Meng, who introduced Clinton, praised Hillary for her work in the international community and her commitment to both human rights and women’s rights.
“As a mom, as former first lady, as senator from this great state of New York, as secretary of state and as a lawyer and activist, Hillary Clinton has always fought for the rights and interests of every person in this room,” she said.
State Assemblyman Ron Kim (D-Flushing) described Clinton as the best advocate for the Asian-American community, which he said has suffered from stereotypes and discrimination for a long time.
“For as long as I have known and observed Hillary, she has consistently been inclusive of all communities and embraced people from all backgrounds,” he said. “She embodies the word ‘empathy.’”
Several other Queens lawmakers attended the event.
Clinton reminded the audience that after his wife graduated from Yale Law School, she helped register Mexican-American voters and worked for the Children’s Defense Fund.

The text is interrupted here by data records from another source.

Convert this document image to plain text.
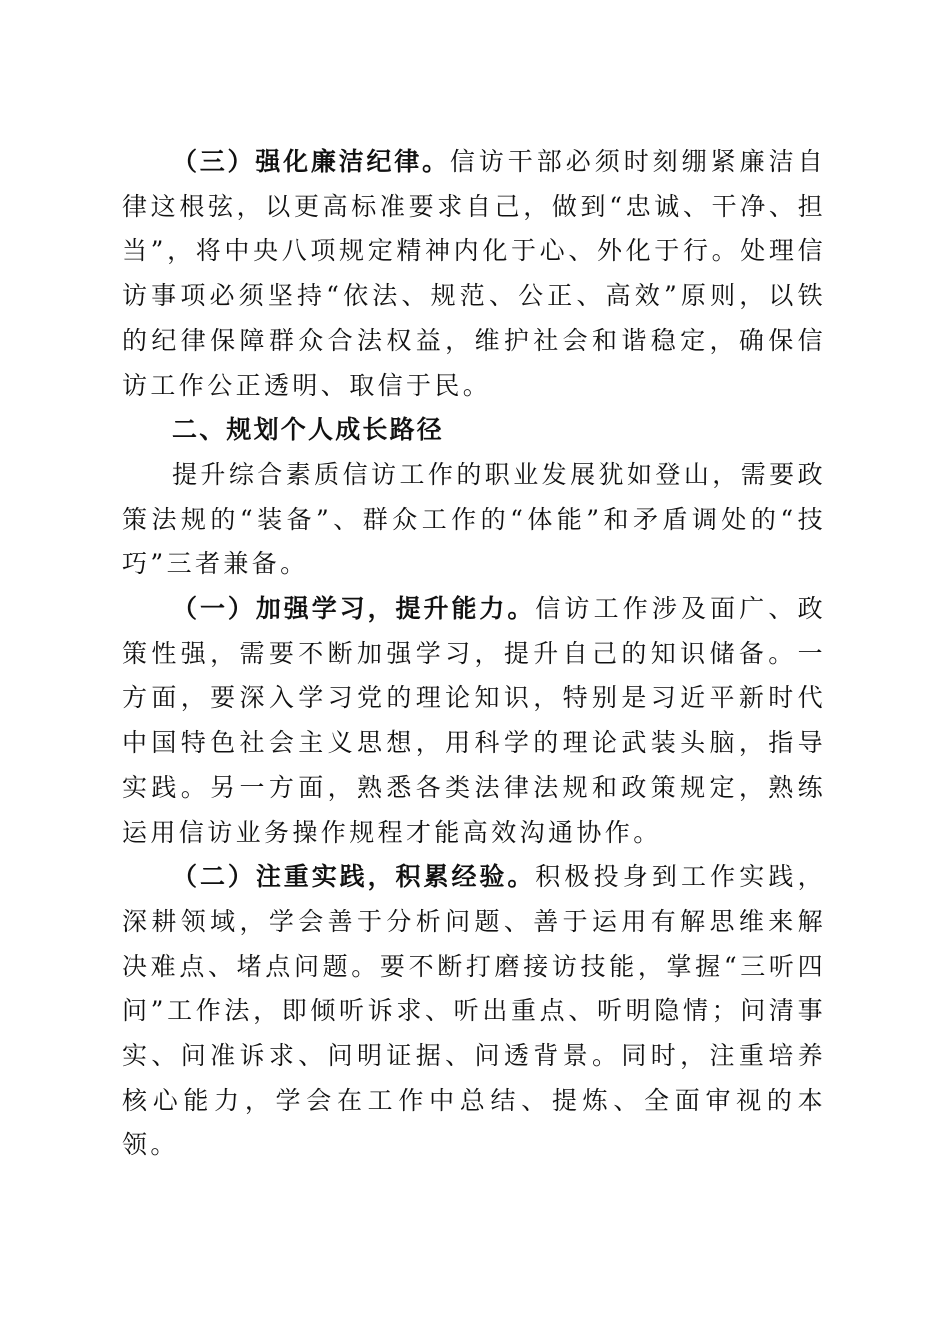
（三）强化廉洁纪律。信访干部必须时刻绷紧廉洁自律这根弦，以更高标准要求自己，做到“忠诚、干净、担当”，将中央八项规定精神内化于心、外化于行。处理信访事项必须坚持“依法、规范、公正、高效”原则，以铁的纪律保障群众合法权益，维护社会和谐稳定，确保信访工作公正透明、取信于民。

二、规划个人成长路径

提升综合素质信访工作的职业发展犹如登山，需要政策法规的“装备”、群众工作的“体能”和矛盾调处的“技巧”三者兼备。

（一）加强学习，提升能力。信访工作涉及面广、政策性强，需要不断加强学习，提升自己的知识储备。一方面，要深入学习党的理论知识，特别是习近平新时代中国特色社会主义思想，用科学的理论武装头脑，指导实践。另一方面，熟悉各类法律法规和政策规定，熟练运用信访业务操作规程才能高效沟通协作。

（二）注重实践，积累经验。积极投身到工作实践，深耕领域，学会善于分析问题、善于运用有解思维来解决难点、堵点问题。要不断打磨接访技能，掌握“三听四问”工作法，即倾听诉求、听出重点、听明隐情；问清事实、问准诉求、问明证据、问透背景。同时，注重培养核心能力，学会在工作中总结、提炼、全面审视的本领。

She also taught and led legal clinics representing disenfranchised individuals in Arkansas, he said.
“The reason Hillary ought to be president is that she’s a world-class change maker,” he said. “She may not be the best talker — although I think she’s pretty good — but I know this.”
He touted her role in the creation of the State Children’s Health Insurance Program in 1997, a program run by the U.S. Department of Health and Human Services that she supported when he was president.
He also cited her vote for the comprehensive immigration reform bill sponsored by the late U.S. Sens. Ted Kennedy (D-Mass.) and John McCain (R-Ariz.) in 2007 while she was a U.S. senator and her support of the Safe Schools Improvement Act introduced in 2015.
Clinton added that Hillary and her Democratic primary opponent, U.S. Sen. Bernie Sanders (D-Vt.), have had “a very elevated and fierce debate about the issues facing America” compared to the Republican presidential candidates.
But he rejected the notion that only Hillary is part of the Washington establishment, saying that “they (Hillary and Bernie) voted together 93 percent of the time.”
Reshma Saujani, founder and CEO of Girls Who Code and two-time Olympic medalist Michelle Kwan, a former figure skater who now works for Hillary Clinton’s campaign, also spoke in support of the candidate.